Aunt Maude had been against the move. In a voice that whined and scolded all at once, she asked Papa, “Edward, how can you leave the home that you and my poor sister shared? How will you keep her memory in strange surroundings?”

Papa said, “I need no house to remind me of Isabel. She will be with me wherever I go, but this is an opportunity I can’t pass by, Maude. The asylum is as fine a hospital as any in the land. Dr. Thurston, its director, is skeptical of my theories, but he is an open-minded man and will allow me to pursue my research. It is an embarrassment that in this year of 1900, when we have an airship that can sail through the skies, we can think of no better way to cure diseases of the mind than to shut people up. I am convinced that one day we will find a remedy for such illness in our medicine chest.”

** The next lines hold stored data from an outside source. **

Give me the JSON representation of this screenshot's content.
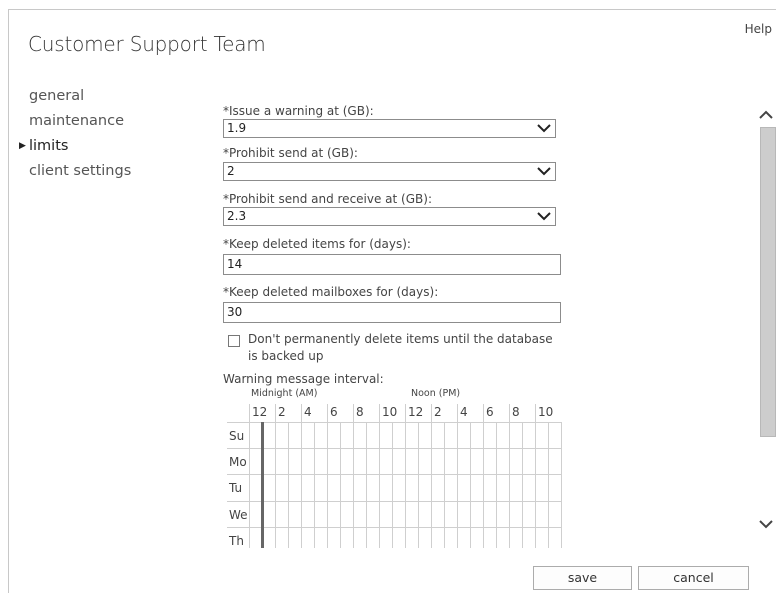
{
  "header": {
    "title": "Customer Support Team",
    "help_label": "Help"
  },
  "nav": {
    "items": [
      {
        "label": "general"
      },
      {
        "label": "maintenance"
      },
      {
        "label": "limits"
      },
      {
        "label": "client settings"
      }
    ]
  },
  "limits": {
    "warning": {
      "label": "*Issue a warning at (GB):",
      "value": "1.9"
    },
    "prohibit_send": {
      "label": "*Prohibit send at (GB):",
      "value": "2"
    },
    "prohibit_send_receive": {
      "label": "*Prohibit send and receive at (GB):",
      "value": "2.3"
    },
    "keep_items": {
      "label": "*Keep deleted items for (days):",
      "value": "14"
    },
    "keep_mailboxes": {
      "label": "*Keep deleted mailboxes for (days):",
      "value": "30"
    },
    "backup_checkbox": {
      "line1": "Don't permanently delete items until the database",
      "line2": "is backed up",
      "checked": false
    },
    "interval": {
      "label": "Warning message interval:",
      "midnight_label": "Midnight (AM)",
      "noon_label": "Noon (PM)",
      "hours": [
        "12",
        "2",
        "4",
        "6",
        "8",
        "10",
        "12",
        "2",
        "4",
        "6",
        "8",
        "10"
      ],
      "days": [
        "Su",
        "Mo",
        "Tu",
        "We",
        "Th"
      ]
    }
  },
  "footer": {
    "save_label": "save",
    "cancel_label": "cancel"
  },
  "icons": {
    "dropdown": "chevron-down-icon",
    "scroll_up": "chevron-up-icon",
    "scroll_down": "chevron-down-icon",
    "nav_active": "triangle-right-icon"
  }
}
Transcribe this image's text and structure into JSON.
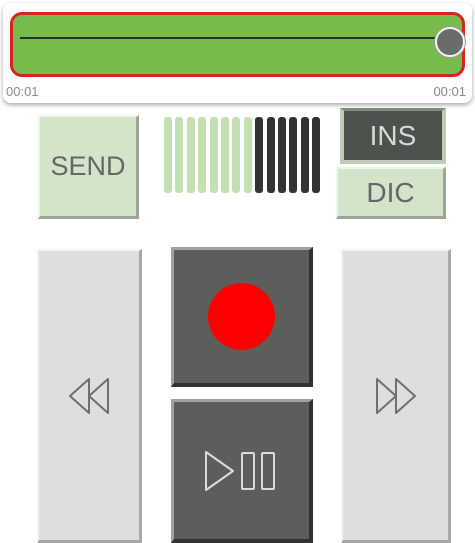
{
  "seek": {
    "time_left": "00:01",
    "time_right": "00:01",
    "progress": 1.0,
    "bar_color": "#78bb4d",
    "highlight_color": "#d9231f"
  },
  "controls": {
    "send_label": "SEND",
    "ins_label": "INS",
    "dic_label": "DIC",
    "ins_active": true
  },
  "level_meter": {
    "total_bars": 14,
    "lit_bars": 8,
    "lit_color": "#c4e0b3",
    "unlit_color": "#333333"
  },
  "transport": {
    "record_color": "#ff0000",
    "icons": [
      "rewind-icon",
      "record-icon",
      "play-pause-icon",
      "fast-forward-icon"
    ]
  }
}
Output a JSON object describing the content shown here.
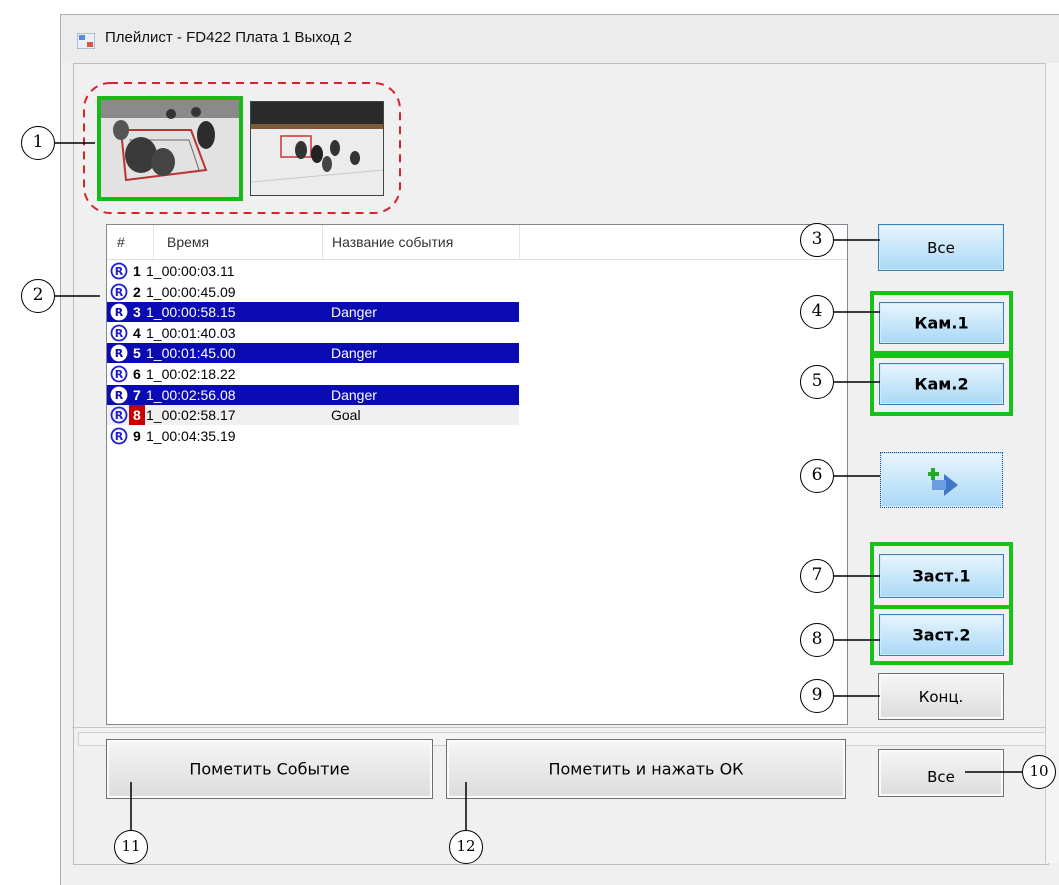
{
  "window": {
    "title": "Плейлист - FD422 Плата 1 Выход 2",
    "icon": "playlist-app-icon"
  },
  "thumbnails": [
    {
      "name": "camera-1-preview",
      "selected": true
    },
    {
      "name": "camera-2-preview",
      "selected": false
    }
  ],
  "list": {
    "columns": [
      "#",
      "Время",
      "Название события"
    ],
    "rows": [
      {
        "num": "1",
        "time": "1_00:00:03.11",
        "name": "",
        "state": "normal"
      },
      {
        "num": "2",
        "time": "1_00:00:45.09",
        "name": "",
        "state": "normal"
      },
      {
        "num": "3",
        "time": "1_00:00:58.15",
        "name": "Danger",
        "state": "selected"
      },
      {
        "num": "4",
        "time": "1_00:01:40.03",
        "name": "",
        "state": "normal"
      },
      {
        "num": "5",
        "time": "1_00:01:45.00",
        "name": "Danger",
        "state": "selected"
      },
      {
        "num": "6",
        "time": "1_00:02:18.22",
        "name": "",
        "state": "normal"
      },
      {
        "num": "7",
        "time": "1_00:02:56.08",
        "name": "Danger",
        "state": "selected"
      },
      {
        "num": "8",
        "time": "1_00:02:58.17",
        "name": "Goal",
        "state": "current"
      },
      {
        "num": "9",
        "time": "1_00:04:35.19",
        "name": "",
        "state": "normal"
      }
    ]
  },
  "buttons": {
    "all_top": "Все",
    "cam1": "Кам.1",
    "cam2": "Кам.2",
    "add_icon": "add-arrow-icon",
    "zast1": "Заст.1",
    "zast2": "Заст.2",
    "end": "Конц.",
    "all_bottom": "Все",
    "mark_event": "Пометить Событие",
    "mark_ok": "Пометить и нажать ОК"
  },
  "callouts": [
    "1",
    "2",
    "3",
    "4",
    "5",
    "6",
    "7",
    "8",
    "9",
    "10",
    "11",
    "12"
  ],
  "colors": {
    "selection": "#0b0bb3",
    "current_marker": "#c80000",
    "highlight_frame": "#19c019",
    "callout_dash": "#d8232a",
    "button_blue": "#a9d8f6"
  }
}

Now we were in our new home, but everything was the same. A hundred times I had resolved to be nicer to Aunt Maude in hopes she would be nicer to me. I knew she would never like me as much as she liked Carlie, but maybe I could get her to like me a little. I lifted a box marked “china” onto the dining room table. “Would you like me to unpack these dishes, Aunt Maude?”

“Put that box down, Verna. That is your mother’s best china, handed down from our own mother. No one handles those dishes except me.”

I thought Aunt Maude’s heart must be like a tiny house with only a very little room inside, just enough for Carlie but not enough for me. When I was younger, I used to play a game with Carlie. We would go for a walk and then pretend we were lost, wandering up and down the street, looking for our house, making believe it wasn’t there. We would frighten ourselves and cry until one of us tired of the game and we ran home. I felt lost now, but this time it was no game, and there was no familiar home to run to.